From the publicity surrounding the publication of Eric Hobsbawm's memoirs, to the television spy dramas and the posthumous 'exposé' of Christopher Hill, reminders of the links between commmunism and the universities of the 1930s are ever present. It is these particular aspects of Hobsbawm's 'interesting times' which provide the focus of this issue of Socialist History.
As well as an interview with Eric Hobsbawm by David Howell, the issue features a 'review of the reviews' of his autobiography by John Callaghan, and the first publication of a rather different type of autobiographical document: the short 'party biography' which Hobsbawm compiled for the organisation department of the British Communist Party.

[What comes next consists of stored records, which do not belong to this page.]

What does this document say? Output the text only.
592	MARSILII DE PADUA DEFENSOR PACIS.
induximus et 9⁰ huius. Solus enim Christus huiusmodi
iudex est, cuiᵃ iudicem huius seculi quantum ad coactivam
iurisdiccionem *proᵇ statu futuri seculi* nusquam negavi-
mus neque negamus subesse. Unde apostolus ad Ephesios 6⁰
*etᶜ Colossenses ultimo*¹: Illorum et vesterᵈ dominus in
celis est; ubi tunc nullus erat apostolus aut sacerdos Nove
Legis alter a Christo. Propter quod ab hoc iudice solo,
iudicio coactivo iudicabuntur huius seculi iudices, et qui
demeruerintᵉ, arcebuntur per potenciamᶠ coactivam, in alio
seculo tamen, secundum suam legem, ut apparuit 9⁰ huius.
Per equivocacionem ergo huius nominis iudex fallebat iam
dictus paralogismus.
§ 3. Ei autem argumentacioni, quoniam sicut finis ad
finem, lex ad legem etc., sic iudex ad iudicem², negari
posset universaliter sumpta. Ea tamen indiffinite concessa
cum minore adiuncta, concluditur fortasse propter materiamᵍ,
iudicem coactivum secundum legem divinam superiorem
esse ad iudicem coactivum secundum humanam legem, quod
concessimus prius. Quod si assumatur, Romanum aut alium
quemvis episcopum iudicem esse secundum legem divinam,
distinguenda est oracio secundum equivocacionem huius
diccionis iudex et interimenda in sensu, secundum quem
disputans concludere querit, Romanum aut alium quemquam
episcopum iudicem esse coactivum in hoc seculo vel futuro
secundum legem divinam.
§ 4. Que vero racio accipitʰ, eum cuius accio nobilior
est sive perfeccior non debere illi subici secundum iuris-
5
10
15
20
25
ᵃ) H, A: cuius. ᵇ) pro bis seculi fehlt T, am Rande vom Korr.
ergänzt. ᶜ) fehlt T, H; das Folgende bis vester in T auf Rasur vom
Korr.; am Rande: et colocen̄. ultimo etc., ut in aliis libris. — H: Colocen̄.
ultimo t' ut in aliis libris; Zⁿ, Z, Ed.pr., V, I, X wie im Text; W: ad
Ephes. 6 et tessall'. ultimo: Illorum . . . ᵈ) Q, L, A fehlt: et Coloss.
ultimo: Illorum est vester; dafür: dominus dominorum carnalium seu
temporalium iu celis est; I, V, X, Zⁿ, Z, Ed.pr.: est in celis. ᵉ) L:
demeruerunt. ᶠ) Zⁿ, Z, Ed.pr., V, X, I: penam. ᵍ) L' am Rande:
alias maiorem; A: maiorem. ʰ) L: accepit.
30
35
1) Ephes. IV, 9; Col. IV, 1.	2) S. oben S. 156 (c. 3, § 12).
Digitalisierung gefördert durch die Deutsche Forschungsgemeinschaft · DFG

Other Marxist historians of the same generation featured in this issue include Dorothy Thompson, Victor Kiernan, and Christopher Hill, with Dorothy Wedderburn, John Maynard Smith, Peter Worsley and others. Thompson and Kiernan feature in a compilation of oral and written recollections of their early lives by some of Hobsbawm's Cambridge contemporaries. Christopher Hill, who was master of Balliol, Oxford, is remembered in two contributions: one, by Ann Hughes, on his work as a historian, the other, by Martin Willis, on the issues raised by the allegations about Hill's communist and Soviet connections made immediately after his death.
The reviews section, focuses especially on political commitments made in the 'age of extremes' and the issue is rounded off by a discussion of Paul Lafargue's classic text The Right To Be Lazy by David Renton.